Troubleshooting Guide
Solutions to common problems when using uniqseq.
Quick Diagnosis
Use this flowchart to identify your issue:
graph TD
A[Having issues?] --> B{What's wrong?}
B -->|Nothing deduplicated| C[Section: No Deduplication]
B -->|Too much removed| D[Section: Over-Deduplication]
B -->|Wrong lines removed| E[Section: Incorrect Matches]
B -->|Too slow| F[Section: Performance Issues]
B -->|Memory problems| G[Section: Memory Issues]
B -->|Output looks wrong| H[Section: Output Issues]
Section 1: No Deduplication
Problem: All lines are kept, nothing removed
Symptom: uniqseq outputs the same number of lines as input
Common causes:
Cause 1: Lines are actually unique
Diagnosis:
If all counts are 1, your lines are truly unique - no deduplication is possible.
Solution: This is expected behavior. If you believe lines should match, check other causes below.
Cause 2: Timestamps make lines different
Diagnosis:
Do you see timestamps like 2024-01-15 10:30:01 at the start?

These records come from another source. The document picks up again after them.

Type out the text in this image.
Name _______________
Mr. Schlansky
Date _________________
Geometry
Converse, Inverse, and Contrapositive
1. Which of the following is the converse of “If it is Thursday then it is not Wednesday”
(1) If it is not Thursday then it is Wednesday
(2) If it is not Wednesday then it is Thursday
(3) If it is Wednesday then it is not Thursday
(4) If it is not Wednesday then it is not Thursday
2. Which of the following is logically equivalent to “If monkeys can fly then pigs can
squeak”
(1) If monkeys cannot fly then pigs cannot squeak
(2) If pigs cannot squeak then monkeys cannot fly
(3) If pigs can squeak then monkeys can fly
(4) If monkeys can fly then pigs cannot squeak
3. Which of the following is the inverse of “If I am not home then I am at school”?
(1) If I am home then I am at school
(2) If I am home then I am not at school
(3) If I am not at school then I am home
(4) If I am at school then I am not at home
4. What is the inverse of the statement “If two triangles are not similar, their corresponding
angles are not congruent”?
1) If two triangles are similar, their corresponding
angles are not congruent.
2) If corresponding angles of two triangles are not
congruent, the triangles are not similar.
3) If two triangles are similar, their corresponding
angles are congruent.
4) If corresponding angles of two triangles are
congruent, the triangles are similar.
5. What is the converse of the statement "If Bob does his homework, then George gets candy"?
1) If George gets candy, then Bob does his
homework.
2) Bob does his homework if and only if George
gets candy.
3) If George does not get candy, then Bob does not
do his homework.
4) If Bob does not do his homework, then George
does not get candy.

Solution: Use --skip-chars to ignore timestamp prefix
# Count characters in timestamp
echo "2024-01-15 10:30:01 " | wc -c
# Result: 21
# Use skip-chars
uniqseq --skip-chars 21 --window-size 1 your-file.log
Quick test:
If line count decreases, timestamps were the issue.
Cause 3: Whitespace variations
Diagnosis:
Look for:
- Multiple spaces: ERROR: Connection vs ERROR: Connection
- Tabs vs spaces: ^I indicates tab character
- Trailing whitespace: $ at unexpected positions
Solution: Normalize whitespace before comparison
# Squeeze multiple spaces to single space
uniqseq --hash-transform "tr -s ' '" --window-size 1 your-file.log
# Remove all whitespace
uniqseq --hash-transform "tr -d ' \\t'" --window-size 1 your-file.log
Cause 4: Window size too large
Diagnosis:
If this removes duplicates but your original command didn't, your window size was too large.
Solution: Use smaller window size
# Instead of this:
uniqseq --window-size 10 your-file.log
# Try this:
uniqseq --window-size 1 your-file.log
Rule: Window size must be ≤ pattern length. If patterns are 3 lines, window size > 3 won't detect them.
Cause 5: History limit reached
Diagnosis: Check statistics for history evictions
If this number equals your --max-history value (default 100,000 for stdin, unlimited for files), history may be full.
Solution: Use unlimited history
# For file input (automatic):
uniqseq your-file.log
# For stdin (explicit):
cat your-file.log | uniqseq --unlimited-history
Debugging: Use --annotate
See what uniqseq is detecting:
Look for [NEW] tags. If everything is [NEW], nothing is matching.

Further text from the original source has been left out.